Pakar Unair Sebut Ibu Hamil Bisa Puasa Asal Perhatikan Kondisi Medis

Pakar Unair Sebut Ibu Hamil Bisa Puasa Asal Perhatikan Kondisi Medis

  • Bagikan
Ilustrasi ibu hamil.
Ilustrasi ibu hamil. (Foto: Pexels)

Tugujatim.id – Dokter spesialis kandungan asal Universitas Airlangga (Unair), Dr Budi Prasetyo, mengatakan bahwa berpuasa saat hamil merupakan hal yang umumnya aman. Namun harus tetap memperhatikan kondisi medis.

“Pada prinsipnya, selama tidak ada kondisi medis yang membahayakan seperti pre-eklamsia atau tekanan darah tinggi, maka puasa selama hamil masih memungkinkan,” kata Budi saat ditemui pada Jumat (8/4/2022)

Selain itu, Budi mengingatkan agar para ibu hamil yang berpuasa untuk selalu memperhatikan asupan cairan dan nutrisi seperti karbohidrat serta vitamin.

“Cairan masuk harus cukup yakni sekitar 1,5-2 liter, harus ada nutrisi yang cukup, baik karbohidrat, serta vitamin,” jelasnya.

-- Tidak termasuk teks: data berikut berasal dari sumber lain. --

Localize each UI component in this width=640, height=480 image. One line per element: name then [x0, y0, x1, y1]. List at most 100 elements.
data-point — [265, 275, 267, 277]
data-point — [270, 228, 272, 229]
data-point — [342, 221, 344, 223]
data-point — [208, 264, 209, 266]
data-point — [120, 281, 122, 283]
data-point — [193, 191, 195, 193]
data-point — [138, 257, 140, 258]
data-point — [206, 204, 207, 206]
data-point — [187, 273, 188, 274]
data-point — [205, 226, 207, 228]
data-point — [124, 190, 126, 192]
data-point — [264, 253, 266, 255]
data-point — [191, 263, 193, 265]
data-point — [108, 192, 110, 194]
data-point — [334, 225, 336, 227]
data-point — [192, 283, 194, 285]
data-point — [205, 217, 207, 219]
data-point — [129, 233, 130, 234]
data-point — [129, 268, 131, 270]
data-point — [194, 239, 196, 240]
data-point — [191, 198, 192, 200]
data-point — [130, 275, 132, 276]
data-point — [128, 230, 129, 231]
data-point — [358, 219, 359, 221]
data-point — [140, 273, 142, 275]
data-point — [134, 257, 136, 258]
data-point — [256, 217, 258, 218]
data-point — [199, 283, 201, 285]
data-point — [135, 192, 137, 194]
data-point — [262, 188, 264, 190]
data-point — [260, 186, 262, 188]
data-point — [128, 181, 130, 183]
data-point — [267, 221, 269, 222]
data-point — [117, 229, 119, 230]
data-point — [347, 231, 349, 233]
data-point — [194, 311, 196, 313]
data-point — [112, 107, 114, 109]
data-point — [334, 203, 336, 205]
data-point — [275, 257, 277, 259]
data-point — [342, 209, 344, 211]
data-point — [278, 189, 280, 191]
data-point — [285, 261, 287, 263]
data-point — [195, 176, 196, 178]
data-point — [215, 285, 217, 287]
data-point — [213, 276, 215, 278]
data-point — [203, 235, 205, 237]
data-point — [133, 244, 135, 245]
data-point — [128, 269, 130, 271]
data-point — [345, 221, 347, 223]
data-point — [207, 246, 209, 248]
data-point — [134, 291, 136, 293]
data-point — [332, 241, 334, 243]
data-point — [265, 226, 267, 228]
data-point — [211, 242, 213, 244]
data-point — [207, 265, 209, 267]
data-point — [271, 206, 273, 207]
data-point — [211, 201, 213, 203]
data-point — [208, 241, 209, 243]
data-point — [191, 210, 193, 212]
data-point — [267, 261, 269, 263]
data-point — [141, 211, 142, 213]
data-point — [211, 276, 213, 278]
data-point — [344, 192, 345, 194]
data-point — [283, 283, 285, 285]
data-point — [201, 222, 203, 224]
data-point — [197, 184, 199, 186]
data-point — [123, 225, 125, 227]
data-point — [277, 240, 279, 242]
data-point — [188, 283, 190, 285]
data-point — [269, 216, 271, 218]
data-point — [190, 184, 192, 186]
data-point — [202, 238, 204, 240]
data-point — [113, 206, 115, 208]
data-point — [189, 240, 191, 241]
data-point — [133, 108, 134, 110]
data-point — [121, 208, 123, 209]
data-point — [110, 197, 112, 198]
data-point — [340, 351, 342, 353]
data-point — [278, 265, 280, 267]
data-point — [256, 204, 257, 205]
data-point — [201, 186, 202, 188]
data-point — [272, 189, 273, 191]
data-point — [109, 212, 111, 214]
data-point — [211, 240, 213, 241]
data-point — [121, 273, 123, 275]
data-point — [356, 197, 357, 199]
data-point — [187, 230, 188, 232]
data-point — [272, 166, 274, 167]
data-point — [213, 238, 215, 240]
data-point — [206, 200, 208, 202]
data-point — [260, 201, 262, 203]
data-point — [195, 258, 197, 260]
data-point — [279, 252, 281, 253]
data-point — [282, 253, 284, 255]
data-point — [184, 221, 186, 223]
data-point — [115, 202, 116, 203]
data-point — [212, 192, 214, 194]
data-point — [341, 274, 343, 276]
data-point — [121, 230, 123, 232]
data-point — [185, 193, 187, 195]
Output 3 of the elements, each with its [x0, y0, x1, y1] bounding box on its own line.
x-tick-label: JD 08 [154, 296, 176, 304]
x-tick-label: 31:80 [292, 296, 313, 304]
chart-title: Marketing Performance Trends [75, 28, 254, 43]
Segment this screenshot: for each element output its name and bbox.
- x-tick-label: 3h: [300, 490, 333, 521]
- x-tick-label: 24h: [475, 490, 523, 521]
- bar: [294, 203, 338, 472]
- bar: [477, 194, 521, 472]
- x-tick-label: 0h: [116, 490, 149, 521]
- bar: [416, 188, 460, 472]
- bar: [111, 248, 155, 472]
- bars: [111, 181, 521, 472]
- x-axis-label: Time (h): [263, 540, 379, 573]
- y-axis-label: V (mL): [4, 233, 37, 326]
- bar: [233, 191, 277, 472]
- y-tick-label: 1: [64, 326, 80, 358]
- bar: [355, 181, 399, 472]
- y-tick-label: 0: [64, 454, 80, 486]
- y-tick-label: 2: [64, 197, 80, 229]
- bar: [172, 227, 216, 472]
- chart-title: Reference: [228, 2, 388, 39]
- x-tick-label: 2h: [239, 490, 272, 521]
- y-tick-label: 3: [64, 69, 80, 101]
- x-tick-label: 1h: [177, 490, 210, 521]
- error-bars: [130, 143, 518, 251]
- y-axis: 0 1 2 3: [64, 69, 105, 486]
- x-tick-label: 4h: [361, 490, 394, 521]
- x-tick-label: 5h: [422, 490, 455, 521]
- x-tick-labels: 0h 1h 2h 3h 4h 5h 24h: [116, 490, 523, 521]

Budi juga menyebut bahwa ibu hamil yang berpuasa ada baiknya menghindari asupan yang terlalu manis, karena dapat menyebabkan kadar glukosa darah naik secara drastis.

Bagi ibu hamil yang usia kandungannya masih pada tahap tiga bulan awal, maka harus mempertimbangkan emesis gravidarum atau mual muntah berlebih akibat kehamilan.

“Karena terkadang masih sering terjadi emphasis pada tahap itu, maka harus dipertimbangkan bila tidak memungkinkan untuk berpuasa,” ucapnya.

Dokter spesialis kebidanan dan kandungan tersebut mengatakan ibu hamil yang ingin berpuasa agar tetap melakukan cek rutin untuk mengetahui kondisi janin.

“Dengan evaluasi kondisi medis yang mungkin dimiliki, maka ibu hamil dapat menghindari permasalahan yang mungkin terjadi, termasuk pertimbangan untuk melakukan puasa,” ujar dia.

Saat melakukan kontrol dengan dokter kandungan, ibu hamil yang berpuasa harus memperhatikan perkembangan serta gerak janin.

Pengajar Divisi Obstetri dan Ginekologi Sosial tersebut mengatakan bahwa selama masih ada perkembangan, dan gerak janin yang dinyatakan baik, maka ibu hamil diperbolehkan untuk berpuasa.

Lebih lanjut, mengenai olahraga yang diperbolehkan, Budi menyampaikan bahwa aktivitas harus tetap disesuaikan meskipun tidak sedang berpuasa.

“Jadi jangan terlalu berat, jangan memforsir tenaga, jangan sampai ngos-ngosan. Bila berolahraga, sedikit peningkatan denyut jantung sudah cukup,” tutupnya.